Right now more than 40 labs around the world, including here in Australia, are working around the clock on a vaccine for COVID-19 – the deadly virus that has so far killed more than 240,000 people worldwide.
We’ve been told that life won’t really go back to normal until that vaccine is found.
It would normally take years, if not decades, to develop. But at least two groups of researchers – in Queensland, Australia and Oxford, UK – have indicated they might have one ready by September.
Listen to Mamamia’s daily news podcast on the reality of a COVID-19 vaccine.

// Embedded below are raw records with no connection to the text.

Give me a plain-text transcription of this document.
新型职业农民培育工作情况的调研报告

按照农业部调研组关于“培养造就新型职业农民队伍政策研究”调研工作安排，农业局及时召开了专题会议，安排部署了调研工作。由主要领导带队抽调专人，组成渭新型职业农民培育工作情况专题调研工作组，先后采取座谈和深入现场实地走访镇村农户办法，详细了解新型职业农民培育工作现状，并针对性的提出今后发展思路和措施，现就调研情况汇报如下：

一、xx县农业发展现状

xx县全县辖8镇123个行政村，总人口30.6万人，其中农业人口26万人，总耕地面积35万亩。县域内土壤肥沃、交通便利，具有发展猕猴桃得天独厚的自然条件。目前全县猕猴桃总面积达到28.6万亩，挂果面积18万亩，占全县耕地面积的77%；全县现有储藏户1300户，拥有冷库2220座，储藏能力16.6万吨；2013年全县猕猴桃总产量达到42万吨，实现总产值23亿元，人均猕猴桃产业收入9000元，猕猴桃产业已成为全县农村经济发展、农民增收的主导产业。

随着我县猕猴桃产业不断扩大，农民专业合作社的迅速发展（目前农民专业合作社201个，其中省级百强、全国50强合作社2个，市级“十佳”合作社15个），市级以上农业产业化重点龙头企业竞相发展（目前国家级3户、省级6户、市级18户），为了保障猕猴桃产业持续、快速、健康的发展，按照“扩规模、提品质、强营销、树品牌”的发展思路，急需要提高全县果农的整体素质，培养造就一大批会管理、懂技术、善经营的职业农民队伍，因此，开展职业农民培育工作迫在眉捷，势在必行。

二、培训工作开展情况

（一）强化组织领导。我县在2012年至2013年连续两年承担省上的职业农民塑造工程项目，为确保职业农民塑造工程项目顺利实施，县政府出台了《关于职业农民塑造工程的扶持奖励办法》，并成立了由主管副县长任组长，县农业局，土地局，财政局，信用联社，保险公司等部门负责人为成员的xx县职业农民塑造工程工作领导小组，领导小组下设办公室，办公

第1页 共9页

Post continues.
But as the world waits with bated breath, there are some fears we might never successfully develop a vaccine for coronavirus.
As Dr Sanjaya Senanayake, Assistant Professor of Infectious Diseases at Australian National University, told Mamamia’s news podcast The Quicky, we’ve never made a vaccine against coronaviruses for humans.
“We’ve come close with SARS, and the group in Oxford have also been developing a vaccine against MERS. I think that’s one reason [why] they have a lot of confidence that they will be able to get it right with the COVID-19 vaccine,” he explained.
However, Professor Jamie Triccas, Head of Discipline of Infectious Diseases and Immunology at the University of Sydney, says the reason progress on those two vaccines stalled was because they weren’t needed anymore.
“Attention went elsewhere and there weren’t funding streams available to push towards human trials. If you no longer have a disease which is circulating, interest in a vaccine reduces. I don’t think it was because it was impossible to make a vaccine it was just that priorities shifted,” he told Mamamia.